Non tutti i manager possiedono skills di mentoring, quindi capacità motivazionali e di sostegno verso le persone, questo è molto importante in ogni ambito, per cui sarebbe opportuno intervenire già in fase di selezione, approfondendo la presenza di determinate competenze.
È importante che i Manager ricordino di avere a che fare ogni giorno con delle persone, e che la leadership che utilizzano si trasferirà sugli individui che interagiranno con lui.
Un grande problema legato all’apprendimento nelle organizzazioni è quello della delegittimazione, ovvero: nel momento stesso in cui una persona è iscritta ad un corso e il suo Manager la chiama fuori per svolgere un’attività di altro tipo perché si è presentata un’urgenza, naturalmente sta delegittimando l’importanza di quel momento formativo.
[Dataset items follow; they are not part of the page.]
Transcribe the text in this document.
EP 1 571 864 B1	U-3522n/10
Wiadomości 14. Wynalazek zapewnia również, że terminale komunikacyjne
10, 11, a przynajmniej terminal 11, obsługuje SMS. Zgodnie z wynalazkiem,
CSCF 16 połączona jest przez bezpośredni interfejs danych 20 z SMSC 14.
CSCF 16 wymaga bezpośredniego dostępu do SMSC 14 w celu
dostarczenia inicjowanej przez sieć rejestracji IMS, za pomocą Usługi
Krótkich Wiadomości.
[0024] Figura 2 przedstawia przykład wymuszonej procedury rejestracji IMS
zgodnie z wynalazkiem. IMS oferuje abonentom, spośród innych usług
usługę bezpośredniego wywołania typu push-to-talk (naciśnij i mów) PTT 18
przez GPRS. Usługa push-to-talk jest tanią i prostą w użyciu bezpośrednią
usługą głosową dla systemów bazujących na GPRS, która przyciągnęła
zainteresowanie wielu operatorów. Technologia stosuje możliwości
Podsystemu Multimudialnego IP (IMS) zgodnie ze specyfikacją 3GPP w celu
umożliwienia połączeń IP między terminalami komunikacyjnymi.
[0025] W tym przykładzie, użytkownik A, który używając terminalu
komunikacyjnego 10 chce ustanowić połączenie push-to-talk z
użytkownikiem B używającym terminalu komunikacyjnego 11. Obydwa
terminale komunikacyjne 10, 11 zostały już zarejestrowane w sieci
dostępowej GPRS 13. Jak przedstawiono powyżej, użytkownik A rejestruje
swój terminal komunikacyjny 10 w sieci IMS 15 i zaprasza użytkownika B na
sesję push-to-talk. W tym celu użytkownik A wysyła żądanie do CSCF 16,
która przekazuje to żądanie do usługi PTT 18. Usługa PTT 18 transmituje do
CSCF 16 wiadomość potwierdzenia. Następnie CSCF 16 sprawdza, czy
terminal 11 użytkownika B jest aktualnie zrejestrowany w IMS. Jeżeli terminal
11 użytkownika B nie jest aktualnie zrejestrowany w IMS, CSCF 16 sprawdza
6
Questo è senza dubbio un punto su cui le organizzazioni dovrebbero fermarsi a riflettere, sei d’accordo?
Sono molto in linea con questo pensiero. Parto dal presupposto che a prescindere da quale sia il tuo ruolo all’interno dell’organizzazione, hai sempre una responsabilità.
Di conseguenza devi essere un facilitatore. Se sei un manager devi sempre ricordarti che quella che per te può essere un’opportunità non è detto che lo sia anche per un tuo collaboratore, solo monitorando costantemente i desideri dei nostri collaboratori riusciremo ad avere risorse soddisfatte e valorizzate.
Un altro aspetto su cui bisogna insistere è la legittimazione delle persone, spesso sentiamo frasi del tipo: “eh ma il mio capo mi ha chiamato”. È fondamentale che le persone capiscano l’importanza del momento formativo che stanno vivendo. Per molti è spesso difficile ritagliarsi degli spazi propri, ma è bene tenere a mente che se ci rubano del tempo è perché stiamo dando la possibilità di farlo.
Noi dobbiamo far sì che i valori abbiano valore, e se la formazione è un valore devono esserci dei meccanismi per far sì che le persone diano veramente valore a questa attività.
Ci racconti, nel pratico, in che modo nella tua azienda vi occupate di Agile Self-learning?
La regola è: partire da cose semplici.
Se dovessi iniziare domani ad applicare l’Agile Self-learning all’interno di un’organizzazione, partirei dal capire quali attività “basic” posso creare, sia a livello di spazio fisico, che come spazio digitale. L’obiettivo dell’organizzazione è capire qual è la dimensione spazio-tempo che può dedicare alle risorse e qual è la dimensione spazio-fisica che le persone hanno a disposizione e che possono utilizzare per apprendere. Fondamentale è creare dei momenti per dare stimoli ai nostri collaboratori.
Per citare le parole dello scrittore francese Antoine de Saint-Exupery, dal libro Il Piccolo Principe:
“Se vuoi costruire una nave prima risveglia negli uomini la nostalgia del mare lontano e sconfinato”.